De nos jours encore, à Taiwan, de nombreux amateurs de thé cherchent leur eau en montagne en suivant les conseils de Lu Yu. Les meilleures eaux de source se caractérisent par un goût moelleux. Elles glissent dans la gorge sans amertume, lourdeur ou acidité. Elles se font discrètes, légères, moelleuses et vivaces pour mieux rehausser le thé. Elle sont en général peu minéralisées et naturellement chargées de vie.
En Europe, la qualité de l’eau potable du robinet diffère énormément d’une ville à une autre. Celle de ma maison familiale est très calcaire. Elle crée un dépôt saumâtre qui flotte sur mon thé. Un filtrage simple ne suffit pas à lui enlever sa lourdeur. Mais si le filtrage est trop fort, l’eau pure obtenue par osmose inverse ou distillation risque d’être trop fade et plate. Une solution est de se tourner vers les eaux minérales les moins minéralisées. Il en existe une grande gamme en France. Je recommande plus particulièrement celles avec un résidu sec inférieur à 200 mg/l, un pH au-dessus de 7 et peu de sodium.

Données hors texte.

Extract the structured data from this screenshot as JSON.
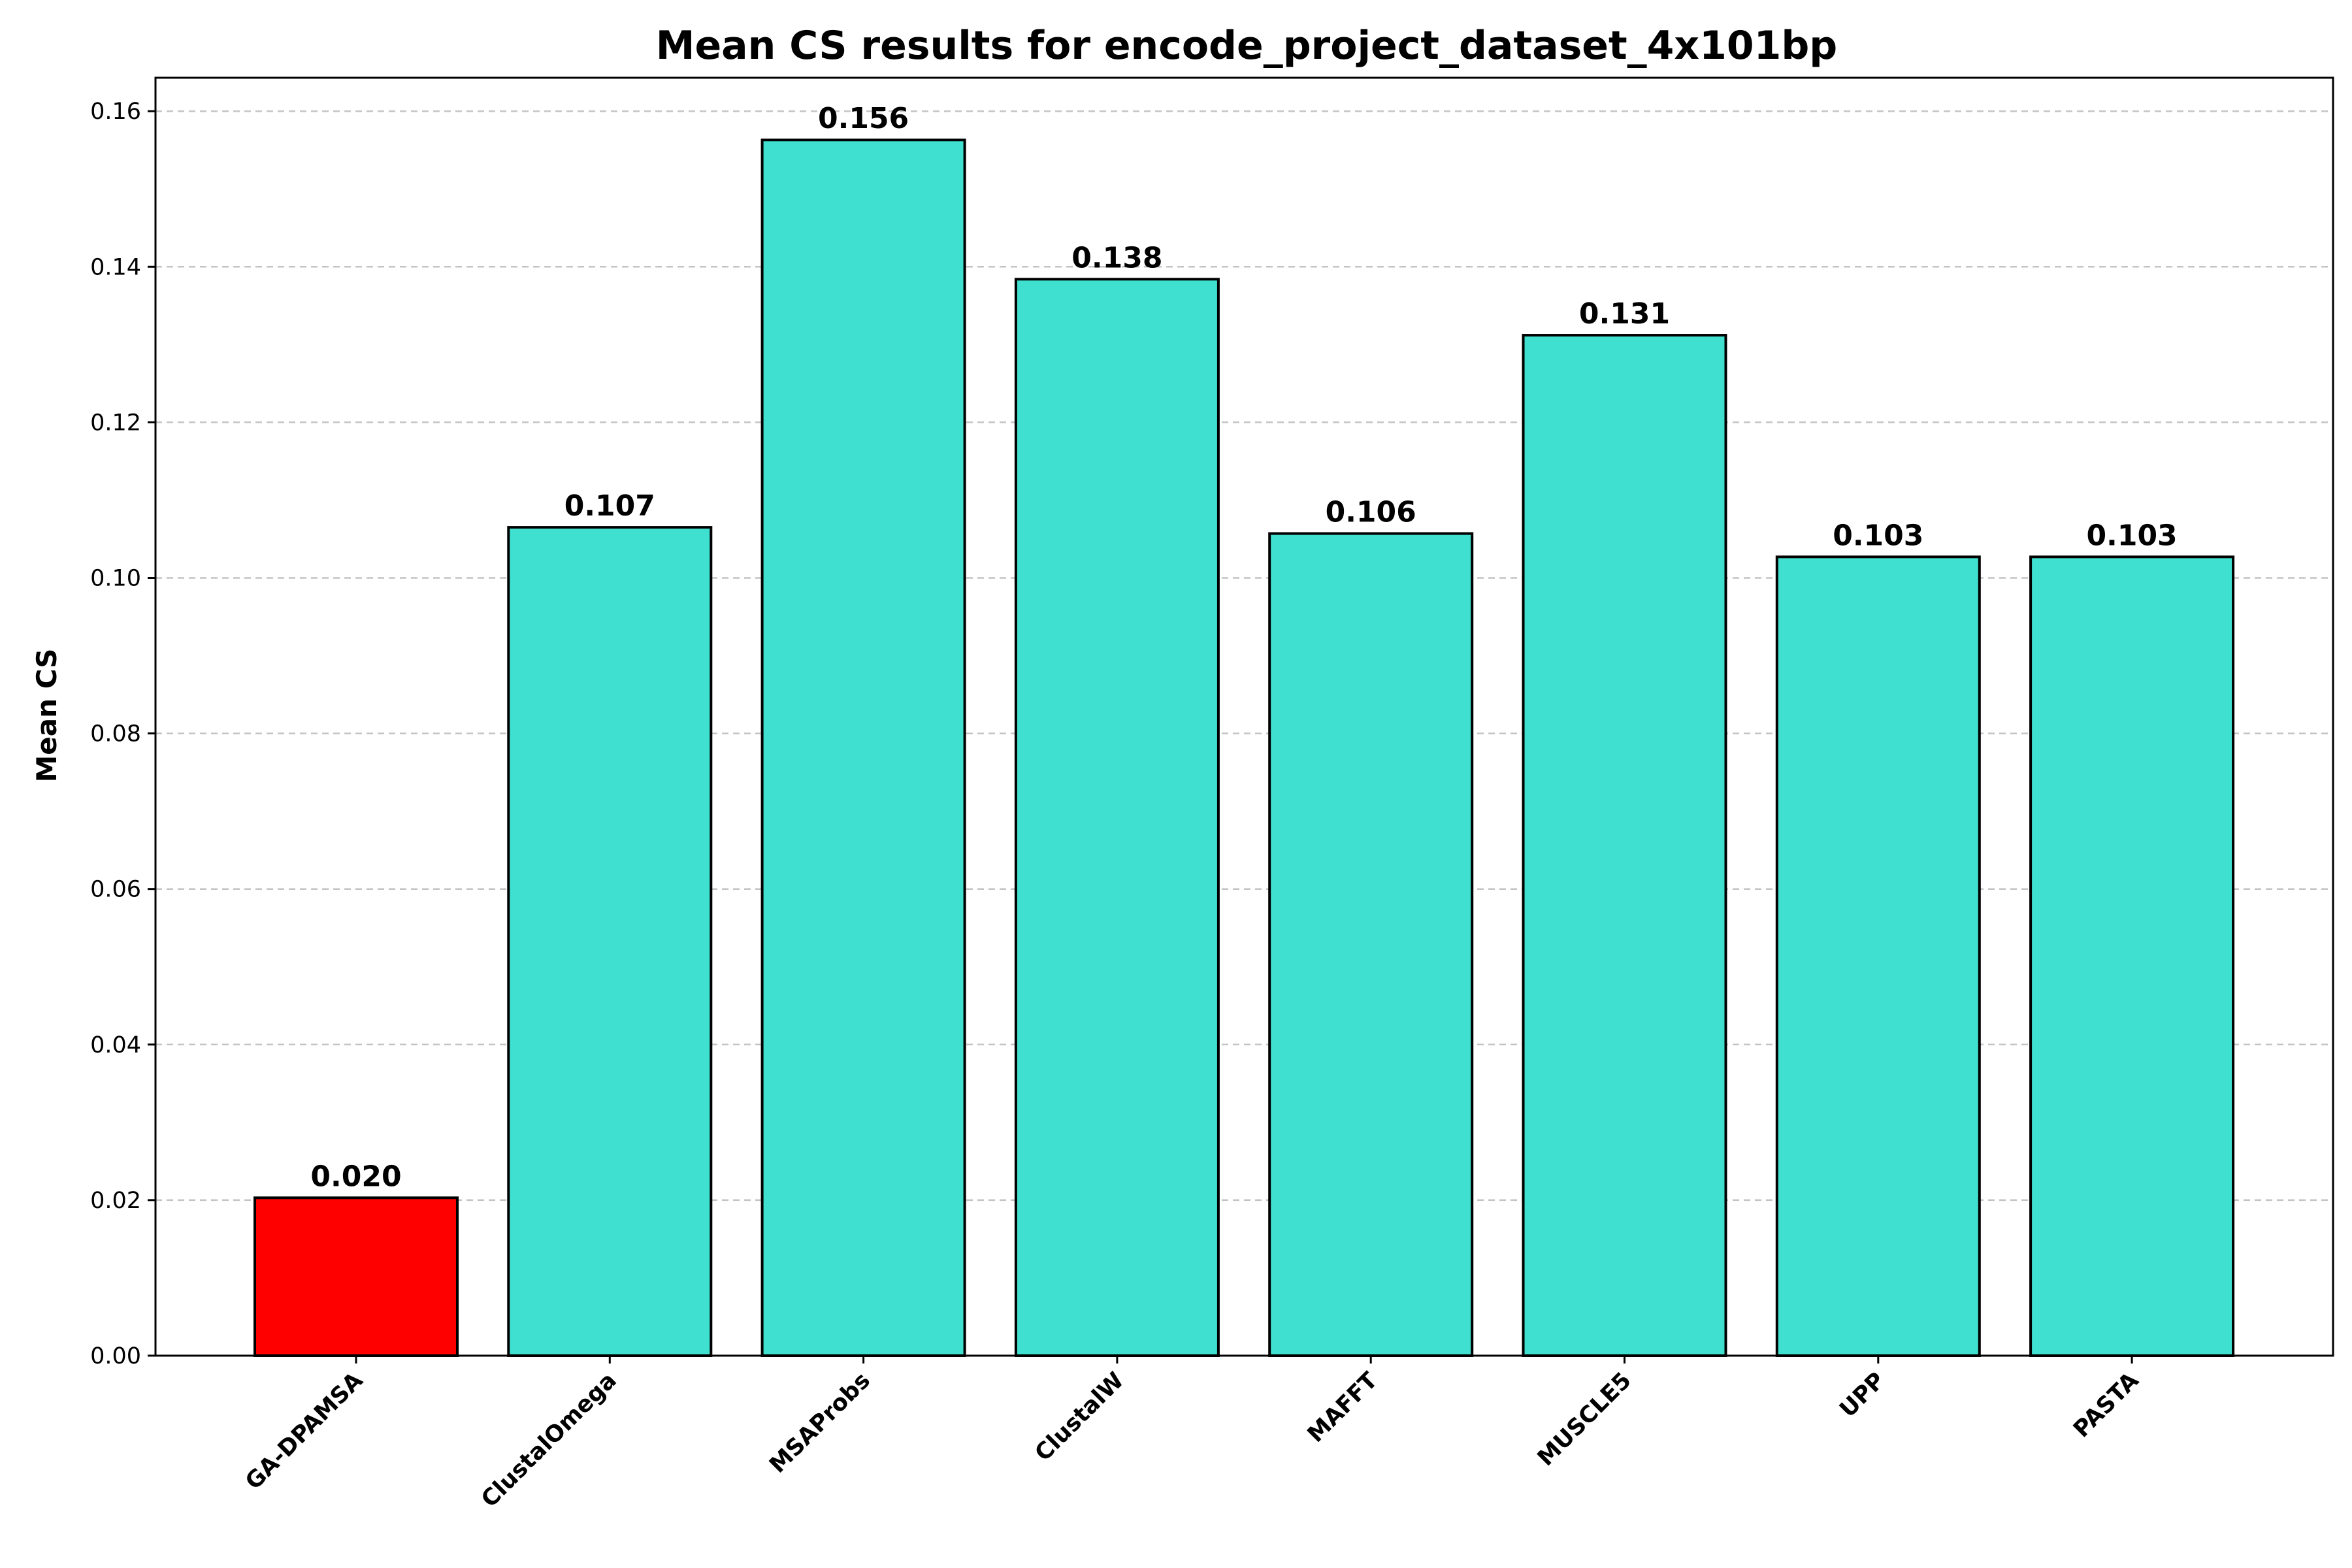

Mais la qualité de l’eau du thé ne s’arrête pas là. Encore faut-il savoir comment et dans quoi la bouillir. Ici encore, Lu Yu s’était posé la question il y a plus de 1000 ans.
Il nous dit de d’abord de porter l’eau à ébullition avec un feu moyen. L’eau doit impérativement avoir bouilli pour être prête à l’emploi. Les Chinois disent d’ailleurs que l’eau est ‘ouverte’ (開) pour signifier l’ébullition. Une eau ‘fermée’ n’arrivera pas à faire sortir les meilleures fragrances du thé. Un signe visuel de l’ébullition est l’appartition de bulles dans l’eau : lorsque ces bulles ont la taille d’yeux de crabes, l’eau est prête. On arrête alors la cuisson de l’eau, afin d’éviter qu’elle ne ‘vieillisse’ et se vide de son oxygène.
Lu Yu a aussi testé différents matériaux de bouilloire. Pour lui, l’argent ou l’or donneront les meilleurs résultats. J’ai un jour eu l’occasion de vérifier cela au moyen de la bouilloire en argent, mais leur prix les rend hors de portée du commun des mortels. Un autre matériau employé en Chine du temps de Lu Yu est la fonte. De nos jours, on trouve surtout des bouilloires japonaises, appelées tetsubin. Les meilleures sont celles sans émaille. Certes, elles rouillent un peu, mais elles apportent ainsi un peu de fer à notre organisme. Le goût de l’eau s’en trouve aussi plus arrondi et agréable. On peut aussi chauffer son eau dans une bouilloire en céramique, sans émaille de préférence. En effet, le mieux est d’utiliser un matériau un peu poreux qui laisse l’eau chaude respirer. Les matériaux les moins bons sont le plastique et l’acier inoxidable.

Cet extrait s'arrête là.